I can’t count the number of times they’ve suggested a new, different, and often better way to get the work done. Often, it involves new technology or software that makes this possible. In most cases, this is an incredible advantage because it’s a boon to getting work done more efficiently.

So my advice to all managers is this: if you encounter a Millennial rolling his/her eyes at how you do things now, use that as an opportunity to ask them if they know of ways to do better. If they do, this becomes a win-win-win, for you, the individual re-configuring the work, and for the organization, as it becomes more streamlined in its processes.

2) Don’t assume they know your “why.”

Millennials are great at what they do but, like many workers who are starting out, they don’t know everything about your organization or your industry. In fact, it’s not a good idea to assume they know anything, including why you do what you do.

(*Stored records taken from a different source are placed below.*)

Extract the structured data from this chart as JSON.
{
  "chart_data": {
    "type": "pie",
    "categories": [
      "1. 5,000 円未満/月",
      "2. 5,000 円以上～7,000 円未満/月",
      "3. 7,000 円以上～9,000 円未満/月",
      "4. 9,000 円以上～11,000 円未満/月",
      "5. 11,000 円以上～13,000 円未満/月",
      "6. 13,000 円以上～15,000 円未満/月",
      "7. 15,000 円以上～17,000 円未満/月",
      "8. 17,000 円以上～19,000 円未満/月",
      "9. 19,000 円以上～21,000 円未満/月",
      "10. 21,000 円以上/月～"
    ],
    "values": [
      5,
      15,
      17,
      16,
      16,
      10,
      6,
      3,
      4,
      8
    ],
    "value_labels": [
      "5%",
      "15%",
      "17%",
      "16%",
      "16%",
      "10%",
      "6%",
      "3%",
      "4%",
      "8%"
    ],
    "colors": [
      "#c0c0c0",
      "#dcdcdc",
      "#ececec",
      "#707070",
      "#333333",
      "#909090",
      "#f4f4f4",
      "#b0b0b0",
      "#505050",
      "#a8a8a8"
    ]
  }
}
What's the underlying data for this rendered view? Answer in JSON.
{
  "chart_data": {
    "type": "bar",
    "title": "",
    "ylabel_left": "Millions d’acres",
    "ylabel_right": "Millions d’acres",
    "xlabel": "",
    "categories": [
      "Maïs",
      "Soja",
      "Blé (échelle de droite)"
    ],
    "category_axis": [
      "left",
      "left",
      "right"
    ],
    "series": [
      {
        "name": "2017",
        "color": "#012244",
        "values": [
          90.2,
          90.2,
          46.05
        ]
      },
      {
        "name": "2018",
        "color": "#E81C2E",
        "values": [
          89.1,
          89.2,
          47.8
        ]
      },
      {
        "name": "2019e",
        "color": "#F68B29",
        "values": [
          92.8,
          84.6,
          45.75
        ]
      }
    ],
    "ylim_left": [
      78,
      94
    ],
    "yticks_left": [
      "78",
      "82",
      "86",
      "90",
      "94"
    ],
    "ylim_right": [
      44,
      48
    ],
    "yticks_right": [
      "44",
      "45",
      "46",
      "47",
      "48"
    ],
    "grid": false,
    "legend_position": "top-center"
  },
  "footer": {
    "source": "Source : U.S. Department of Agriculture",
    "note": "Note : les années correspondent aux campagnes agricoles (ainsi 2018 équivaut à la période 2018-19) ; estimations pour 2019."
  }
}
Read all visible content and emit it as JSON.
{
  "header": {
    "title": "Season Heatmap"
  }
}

My advice is to start with the basics:

  • Why have you chosen, as an organization, to do what you?
  • What’s the ultimate goal?
  • What’s the overall strategy for the organization?

Not only is this helpful for younger workers to know, it can be a great advantage as you recruit new staff as younger generations tend to appreciate organizations that have admirable goals.

Actually, most workers appreciate this. Spending time to share with all your employees what’s important for your organization, where you make a difference in the industry and to your customers and clients, and what your values are, is always time well spent. As it becomes a part of the company culture, it helps ground everyone in why they do what they do. Not only is this great for recruiting employees who want to be part of that mission, it helps to retain valuable workers who share these same goals.

3) Start off on the right foot with your on-boarding process.

Here’s an interesting fact from Robert Half & Associates, the staffing agency: 28% of new employees quit within the first 90 days of their employment. These are new employees who, one can only assume, showed up on their first day eager to work at their new job. Something happened – or didn’t happen – within that “honeymoon” period of the first month or so that led them to make the decision to leave. That’s a big decision for most people so – what would lead anyone to do that, so quickly?

It’s because, in many cases, they were disappointed with what greeted them as soon as the job began. For example, 89% of new hires said they “wanted to meet with their new manager” on the first day, and 83% said they expected to be introduced to their teammates or colleagues. Why wouldn’t that happen? Or, better yet, if that didn’t happen, why not?

“I think one of the biggest mistakes is that organizations don’t recognize the importance of on-boarding,” says Mike Gremmer, a regional VP for Robert Half & Associates. Considering all the time and effort you put into hiring a new person, it makes sense to be sure their entry process goes smoothly.